O, al menos, eso era lo que él se decía.
—¡Por todos los dioses! No puedo creer que me hayas convencido. ¿Te he dicho ya que eres un gilipollas?
—No —Gideon tomó a Scarlet en brazos con gentileza.
Ella suspiró y frotó la mejilla en el corazón de él. Un corazón que ahora latía con la fuerza de una maza. Ella debió de notar su ritmo errático, pues se pegó más a él. «Bien».
Scarlet medía alrededor de un metro setenta y él más de un metro noventa. Había rehusado la ropa que le había ofrecido, así que llevaba la misma camiseta y los mismos vaqueros que cuando la había encontrado Aeron.
Gideon respiró hondo, pero esa vez no había culpabilidad.
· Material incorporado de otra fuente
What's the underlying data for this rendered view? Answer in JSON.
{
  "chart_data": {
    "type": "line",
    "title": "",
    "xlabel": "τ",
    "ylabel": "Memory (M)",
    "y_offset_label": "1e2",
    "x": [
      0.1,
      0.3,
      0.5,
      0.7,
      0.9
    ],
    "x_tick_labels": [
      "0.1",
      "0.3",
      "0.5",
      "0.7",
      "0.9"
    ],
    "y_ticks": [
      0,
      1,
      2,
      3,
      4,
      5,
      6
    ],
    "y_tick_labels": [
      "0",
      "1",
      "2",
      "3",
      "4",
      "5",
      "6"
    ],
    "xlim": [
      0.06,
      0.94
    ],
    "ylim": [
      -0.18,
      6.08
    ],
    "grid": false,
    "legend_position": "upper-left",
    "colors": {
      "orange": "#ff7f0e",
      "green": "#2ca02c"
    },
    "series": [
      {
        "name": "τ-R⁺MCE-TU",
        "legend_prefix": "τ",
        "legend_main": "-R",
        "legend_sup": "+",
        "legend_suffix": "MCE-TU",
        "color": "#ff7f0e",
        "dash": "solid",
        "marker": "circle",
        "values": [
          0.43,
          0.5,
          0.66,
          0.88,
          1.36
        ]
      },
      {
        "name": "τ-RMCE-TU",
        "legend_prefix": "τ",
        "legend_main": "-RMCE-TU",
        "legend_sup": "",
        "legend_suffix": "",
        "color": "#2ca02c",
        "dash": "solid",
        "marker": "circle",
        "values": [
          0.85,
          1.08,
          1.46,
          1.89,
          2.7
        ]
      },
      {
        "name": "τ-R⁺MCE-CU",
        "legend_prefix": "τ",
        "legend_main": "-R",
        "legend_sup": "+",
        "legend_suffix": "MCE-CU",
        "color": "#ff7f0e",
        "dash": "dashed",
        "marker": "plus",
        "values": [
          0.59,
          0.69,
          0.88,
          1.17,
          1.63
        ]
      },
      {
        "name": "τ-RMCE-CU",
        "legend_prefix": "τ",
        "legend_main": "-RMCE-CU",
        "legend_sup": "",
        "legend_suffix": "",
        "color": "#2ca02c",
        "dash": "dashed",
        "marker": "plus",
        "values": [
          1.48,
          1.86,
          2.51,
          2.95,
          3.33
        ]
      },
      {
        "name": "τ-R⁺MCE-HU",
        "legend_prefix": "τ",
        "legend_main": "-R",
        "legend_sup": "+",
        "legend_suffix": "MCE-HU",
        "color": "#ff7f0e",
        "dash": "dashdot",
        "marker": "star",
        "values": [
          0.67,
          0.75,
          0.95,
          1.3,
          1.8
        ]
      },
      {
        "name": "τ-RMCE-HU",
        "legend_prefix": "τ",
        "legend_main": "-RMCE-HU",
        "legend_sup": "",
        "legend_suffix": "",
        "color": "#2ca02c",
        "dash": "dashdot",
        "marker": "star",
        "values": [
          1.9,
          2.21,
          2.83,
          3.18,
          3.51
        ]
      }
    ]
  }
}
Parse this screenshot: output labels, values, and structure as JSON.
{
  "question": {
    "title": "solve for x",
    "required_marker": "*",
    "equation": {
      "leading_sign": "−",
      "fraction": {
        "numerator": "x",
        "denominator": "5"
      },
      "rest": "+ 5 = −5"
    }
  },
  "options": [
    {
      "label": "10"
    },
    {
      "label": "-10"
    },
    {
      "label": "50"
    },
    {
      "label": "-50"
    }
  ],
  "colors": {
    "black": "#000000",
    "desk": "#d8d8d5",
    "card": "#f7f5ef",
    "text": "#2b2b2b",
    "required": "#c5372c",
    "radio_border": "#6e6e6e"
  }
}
Ella olía a jabón de flores. ¿A qué había olido tantos años atrás, cuando se suponía que estaban casados? ¿A flores también? ¿O a algo más exótico? ¿Algo oscuro y sensual como ella? ¿Algo que él habría disfrutado saboreando cuando le pasaba la lengua desde la cabeza hasta los pies?
«Saca la cabeza de la cloaca». No era el mejor momento para regodearse en esos pensamientos.
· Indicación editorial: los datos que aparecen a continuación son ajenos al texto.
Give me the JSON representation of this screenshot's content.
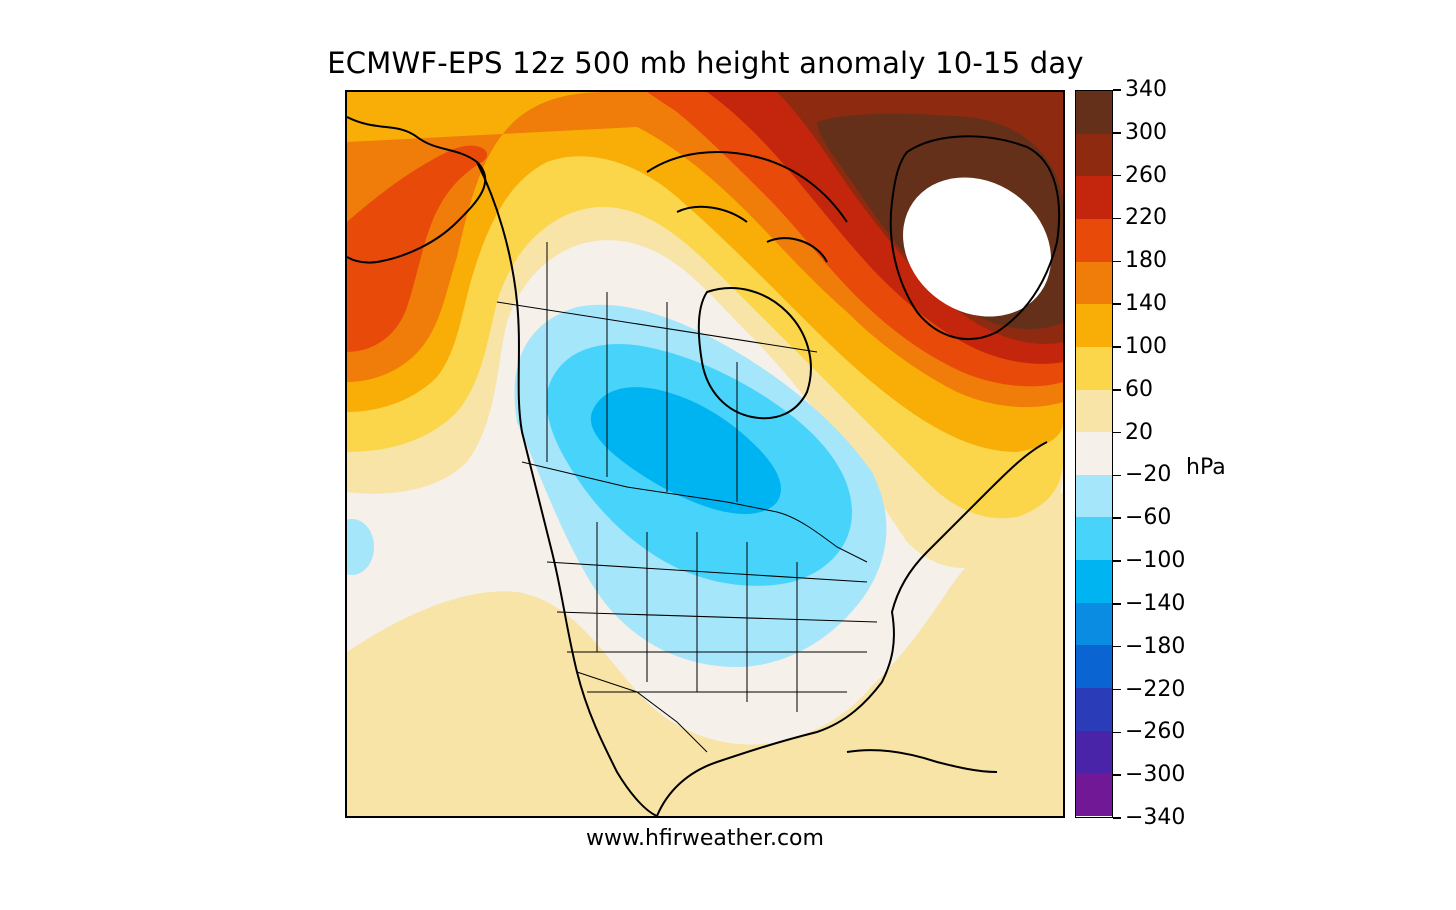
{
  "title": "ECMWF-EPS 12z 500 mb height anomaly 10-15 day",
  "credit": "www.hfirweather.com",
  "colorbar": {
    "unit": "hPa",
    "tick_labels": [
      "340",
      "300",
      "260",
      "220",
      "180",
      "140",
      "100",
      "60",
      "20",
      "−20",
      "−60",
      "−100",
      "−140",
      "−180",
      "−220",
      "−260",
      "−300",
      "−340"
    ],
    "bands_top_to_bottom": [
      {
        "range": "300 to 340",
        "color": "#64301a"
      },
      {
        "range": "260 to 300",
        "color": "#8e2a10"
      },
      {
        "range": "220 to 260",
        "color": "#c3260c"
      },
      {
        "range": "180 to 220",
        "color": "#e84a0a"
      },
      {
        "range": "140 to 180",
        "color": "#f07c0a"
      },
      {
        "range": "100 to 140",
        "color": "#f8ae06"
      },
      {
        "range": "60 to 100",
        "color": "#fbd54a"
      },
      {
        "range": "20 to 60",
        "color": "#f7e4a6"
      },
      {
        "range": "-20 to 20",
        "color": "#f5f0e9"
      },
      {
        "range": "-60 to -20",
        "color": "#a6e6fb"
      },
      {
        "range": "-100 to -60",
        "color": "#48d4fa"
      },
      {
        "range": "-140 to -100",
        "color": "#00b4f1"
      },
      {
        "range": "-180 to -140",
        "color": "#0a8ce2"
      },
      {
        "range": "-220 to -180",
        "color": "#0a64d2"
      },
      {
        "range": "-260 to -220",
        "color": "#2a3cb8"
      },
      {
        "range": "-300 to -260",
        "color": "#4a24a8"
      },
      {
        "range": "-340 to -300",
        "color": "#701896"
      }
    ]
  },
  "features": {
    "ridge": "Strong positive height anomaly over Greenland and the Canadian Arctic (above 340)",
    "trough": "Negative height anomaly over central Canada and the north-central United States (-100 to -140 core)"
  }
}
Se volvió con ella apretada con fuerza en su pecho, un tesoro que protegería mientras estuvieran fuera de los muros de la fortaleza. Incluso de sus amigos. Sabía que se contradecía pensando en ella en términos tan románticos cuando sus intenciones no eran ni puras ni honorables, pero no podía evitarlo. Estúpida lujuria.
La expresión de Strider era de aceptación; le decía sin palabras que no sería necesario que se defendiera de él.
—Vete. Y ten cuidado.
¡Por todos los dioses, que quería a sus amigos! Lo apoyaban pasara lo que pasara. Siempre había sido así.
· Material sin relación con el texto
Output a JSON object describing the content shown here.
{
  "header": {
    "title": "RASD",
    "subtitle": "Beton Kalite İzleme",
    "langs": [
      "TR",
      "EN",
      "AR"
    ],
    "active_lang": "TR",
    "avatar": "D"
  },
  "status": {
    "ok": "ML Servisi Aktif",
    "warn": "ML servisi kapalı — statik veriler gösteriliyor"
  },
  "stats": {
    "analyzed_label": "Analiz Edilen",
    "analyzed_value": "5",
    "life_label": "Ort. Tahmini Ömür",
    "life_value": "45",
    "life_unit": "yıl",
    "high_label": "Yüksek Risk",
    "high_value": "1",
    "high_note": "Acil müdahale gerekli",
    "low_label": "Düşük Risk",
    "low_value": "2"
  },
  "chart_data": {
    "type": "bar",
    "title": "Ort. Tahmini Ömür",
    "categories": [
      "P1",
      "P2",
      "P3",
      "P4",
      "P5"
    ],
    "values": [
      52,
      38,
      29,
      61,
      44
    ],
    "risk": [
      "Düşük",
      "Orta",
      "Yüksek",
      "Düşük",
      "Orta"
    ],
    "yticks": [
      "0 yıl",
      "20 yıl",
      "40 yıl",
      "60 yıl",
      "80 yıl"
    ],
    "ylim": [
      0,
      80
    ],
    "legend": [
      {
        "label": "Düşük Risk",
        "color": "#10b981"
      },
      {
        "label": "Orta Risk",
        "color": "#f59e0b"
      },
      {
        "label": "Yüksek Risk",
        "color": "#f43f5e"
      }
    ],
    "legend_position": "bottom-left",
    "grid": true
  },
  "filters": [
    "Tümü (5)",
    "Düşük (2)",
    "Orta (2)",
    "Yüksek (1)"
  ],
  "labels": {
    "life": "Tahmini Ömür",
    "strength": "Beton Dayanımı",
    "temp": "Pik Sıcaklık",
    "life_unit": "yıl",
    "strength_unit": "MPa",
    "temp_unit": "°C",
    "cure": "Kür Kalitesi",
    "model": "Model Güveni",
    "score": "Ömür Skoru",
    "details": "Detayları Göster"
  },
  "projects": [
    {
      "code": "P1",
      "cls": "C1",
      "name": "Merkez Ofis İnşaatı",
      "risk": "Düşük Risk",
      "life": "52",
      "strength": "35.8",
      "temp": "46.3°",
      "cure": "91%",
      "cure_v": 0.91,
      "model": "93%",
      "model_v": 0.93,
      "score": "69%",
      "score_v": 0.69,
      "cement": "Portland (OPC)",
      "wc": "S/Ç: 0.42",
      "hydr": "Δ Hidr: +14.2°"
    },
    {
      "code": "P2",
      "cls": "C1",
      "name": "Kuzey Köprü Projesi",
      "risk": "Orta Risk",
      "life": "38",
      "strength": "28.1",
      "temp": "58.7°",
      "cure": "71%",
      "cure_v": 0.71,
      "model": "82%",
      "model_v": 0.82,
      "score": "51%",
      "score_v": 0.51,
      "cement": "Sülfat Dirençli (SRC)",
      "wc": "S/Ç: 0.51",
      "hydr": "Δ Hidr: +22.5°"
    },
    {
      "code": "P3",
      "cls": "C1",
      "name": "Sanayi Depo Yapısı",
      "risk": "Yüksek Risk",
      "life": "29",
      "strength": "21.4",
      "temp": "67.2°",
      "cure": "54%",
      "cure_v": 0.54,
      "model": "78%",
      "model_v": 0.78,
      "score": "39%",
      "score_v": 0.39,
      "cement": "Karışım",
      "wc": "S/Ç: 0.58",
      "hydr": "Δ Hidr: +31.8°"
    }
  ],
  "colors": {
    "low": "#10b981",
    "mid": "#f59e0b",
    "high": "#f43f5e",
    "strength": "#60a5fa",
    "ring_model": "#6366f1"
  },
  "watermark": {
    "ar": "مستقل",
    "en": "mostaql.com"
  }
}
—Por cierto, pareces un gato que acaba de encontrar un plato de nata —Strider movió la cabeza—. Eso no es reconfortante. No tienes ni idea de dónde te metes, ¿verdad?
Tal vez no. Porque hacía mucho tiempo que nada le apetecía tanto y probablemente eso debería ponerlo a la defensiva. Pero que le señalaran su tontería...
—No te estoy sacando un dedo mentalmente. ¿Sabes cuál?
—Sí, lo sé. Es el dedo índice y me estás diciendo que soy el número uno.
Gideon se echó a reír. Algo parecido.
—Cuatro días —le recordó su amigo—. O voy a buscarte.
Gideon le lanzó un beso.
Strider alzó los ojos al techo.
—En tus sueños. Pero escucha. Rezaré para que regreses a nosotros vivo. Y con la chica. Y que ella también esté viva. Oh, que estés contento con lo que descubras. Y que ella te satisfaga también en otro sentido para que te olvides de ella como te has olvidado de todas las demás mujeres de tu vida.
Vale. Aquello eran muchas oraciones.
—Muchas gracias. Lo digo en serio. ¿Cuándo te has hecho sacerdote? ¿Y cuándo han decidido los dioses contestarnos? —Strider nunca había perdido el tiempo con plegarias y a los dioses les encantaba ignorar sus peticiones.
No, aquello no era cierto del todo. A Cronos, el coronado rey de los Titanes, le gustaba visitar la fortaleza sin ser invitado y hacer un montón de exigencias mierderas que Gideon y los demás se veían obligados a obedecer.
Como matar a humanos inocentes. O tener que elegir entre salvar a la mujer o al amigo de uno. Como suplicarle que le dijeran adónde habían enviado el espíritu de un amigo cuando al amigo en cuestión le habían separado la cabeza del cuerpo. Sí, eso había ocurrido. Aeron había perdido la cabeza a manos de un ángel guerrero y, a instancias de Cronos, Gideon había suplicado (a su modo) saber dónde residía su espíritu con el rostro lleno de lágrimas. A decir verdad, todos ellos habían suplicado y llorado como bebés.
Pero al final Cronos había rehusado decírselo. Porque necesitaba una lección de humildad, según aquel bastardo.
Luego, claro, Aeron había regresado solo. O mejor dicho, con la ayuda de su dulce Olivia. Había sido restaurado en su cuerpo, sin el demonio, y vivía de nuevo en la fortaleza. Pero Gideon todavía no había perdonado a Cronos que no les hiciera caso y no tenía intención de ofrecer plegarias en un futuro próximo.
—Sacerdote —Strider movió la cabeza pensativo—. Me gusta. Es prácticamente cierto. He enseñado a muchas mujeres el paraíso.
¿No lo habían hecho todos?
Y Scarlet no sería diferente.
Gideon se marchó sonriente con su mujer.